As propriedades são encontradas de forma dispersa na bacia, ocupando os interflúvios. Nas áreas de maior declividade (acima de 30) ocorrem principalmente o cultivo de feijão, milho e arroz, não ocorrendo o plantio de tabaco. Essas propriedades rurais situam-se ao longo das vertentes (terço superior, médio e inferior), estando principalmente na porção média da bacia e ao longo do vale fluvial. São ambientes de transição geológica (topo com rochas da formação serra geral e terço médio e inferior da vertente com rochas da formação Terezinha) tendo integralmente cultivo de espécies agrícolas de subsistência.
As vertentes na porção superior, jusante e divisores de água, caracterizam-se pelas áreas de menor declividade, possuem cultivos das mesmas espécies citadas, diferenciando-se pelas práticas e técnicas usadas, as quais tem em maior peso, o uso de implementos agrícolas motorizados. A região é caracterizada pela relação dos sujeitos agricultores e os elementos geofísicos existentes. As práticas e técnicas agrícolas na paisagem da Bacia Hidrográfica do rio “Barro Branco” e as formas geomorfológicas, se complementam com as atividades ali existentes. O relevo local é configurado por tipologias geomorfológicas (declividades, formas de vertente, etc.) as quais, são frequentemente apropriadas pelos agricultores para o cultivo, principalmente, agrícolas. Por vez, estes usam de técnicas e práticas que são repassadas de geração em geração aliadas as consideradas modernas, perfazendo um hibridismo.
TECENDO INFORMAÇÕES SOBRE A PAISAGEM LOCAL: O AGRICULTOR E OS ELEMENTOS GEOMÓRFICOS
No presente artigo, é levada em conta uma paisagem onde a sua apropriação é feita por agricultores da comunidade que estabelecem práticas agrícolas. É importante salientar que a paisagem atual é um histórico de uso, em meio às características do ambiente, onde predomina uma agricultura que possui integração comercial da produção com o mercado local, em que o excedente é vendido nos comércios regionais por meio de cooperativas e associações rurais de agricultores.
Compreende-se que esta paisagem agrícola faz parte de outros sistemas, tanto biofísico, como econômico/cultural, assim, as transformações em escala temporal que ocorreram e que vem a ocorrer na esfera local, regional, nacional, e internacional, são em partes, responsáveis pela modificação do quadro paisagístico da área. Um exemplo é a modernização da agricultura.
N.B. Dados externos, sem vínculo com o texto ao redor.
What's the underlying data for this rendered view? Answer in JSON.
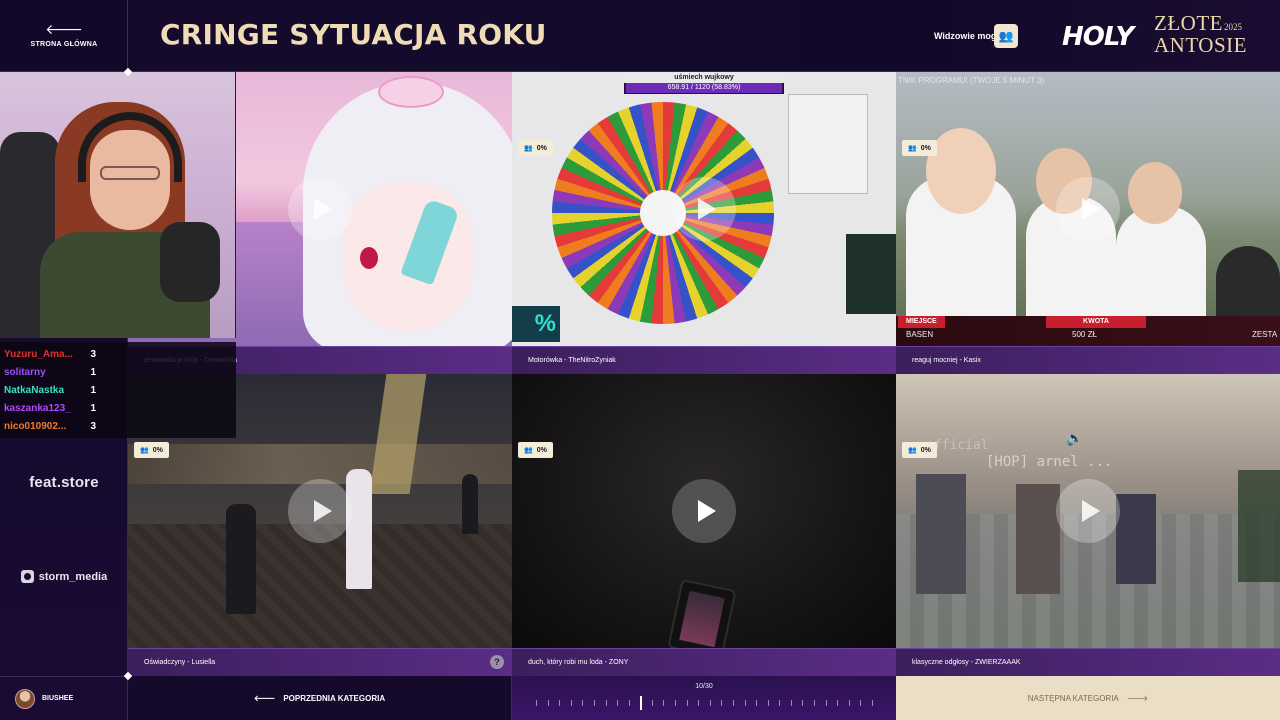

A paisagem de estudo é um Geossistema subtropical de floresta ombrófila mista de araucárias, e grupo geológico “passa dois” da bacia sedimentar paranaense, sub-bacia do rio Papanduva em Prudentópolis-PR. Nesse sentido, temos diferentes feições geomorfológicas em cada paisagem, muitas com características acidentadas e outras suaves. Na área de estudo, um exemplo, são os divisores de água que são caracterizados por topos de morros de origem geológica atrelada as rochas magmáticas da formação Serra Geral.
As áreas subtropicais, onde se localiza a bacia de estudo, devido as suas características morfoesculturadoras, bem como, a concentração de períodos ao longo do ano com alto índice pluviométrico, tende a ocorrer alto poder erosivo das chuvas, dado os solos pouco coesos e com pouca cobertura vegetal, o que é bastante nítido na área de estudo (FERNANDES; PINTO, 2012; FERNANDES, 2013).
Elucida-se que o manejo agrícola dos solos pode ser considerado como um importante agente de aceleração da morfoesculturação, nesse sentido, a geomorfologia busca compreender a ocorrência dos processos morfogenéticos e a atuação destes nas diferentes formas da paisagem, o que vem ao caso, é que a formas são influenciadas e influem na sua própria dinâmica, onde cada processo morfogenético acontece distintamente. Quanto às formas, são resultadas da evolução do relevo e resultam nesta. Nesse contexto, os aspectos geormofológicos da paisagem estão intimamente ligados a ocorrência dos processos morfogenéticos, tanto em paisagem natural, como, antropizada. Pensando nisso, esses aspectos são encontrados distintamente em cada paisagem, estando relacionados aos seus processos e fatores formadores, como a atuação dos agentes modeladores.
O quadro 01 apresenta certo detalhamento de uma porção da paisagem da área, o qual é base para o entendimento das formas do relevo em função da espacialização das técnicas e práticas feitas pelos agricultores locais, onde a formação, bem como, as características geomórficas, são avistadas, cada qual com uma prática e cultivo diferente, seja por declividade, pedregosidade da área, influência fluvial, ou mesmo, ferramentas tecnológicas de uso agrícola.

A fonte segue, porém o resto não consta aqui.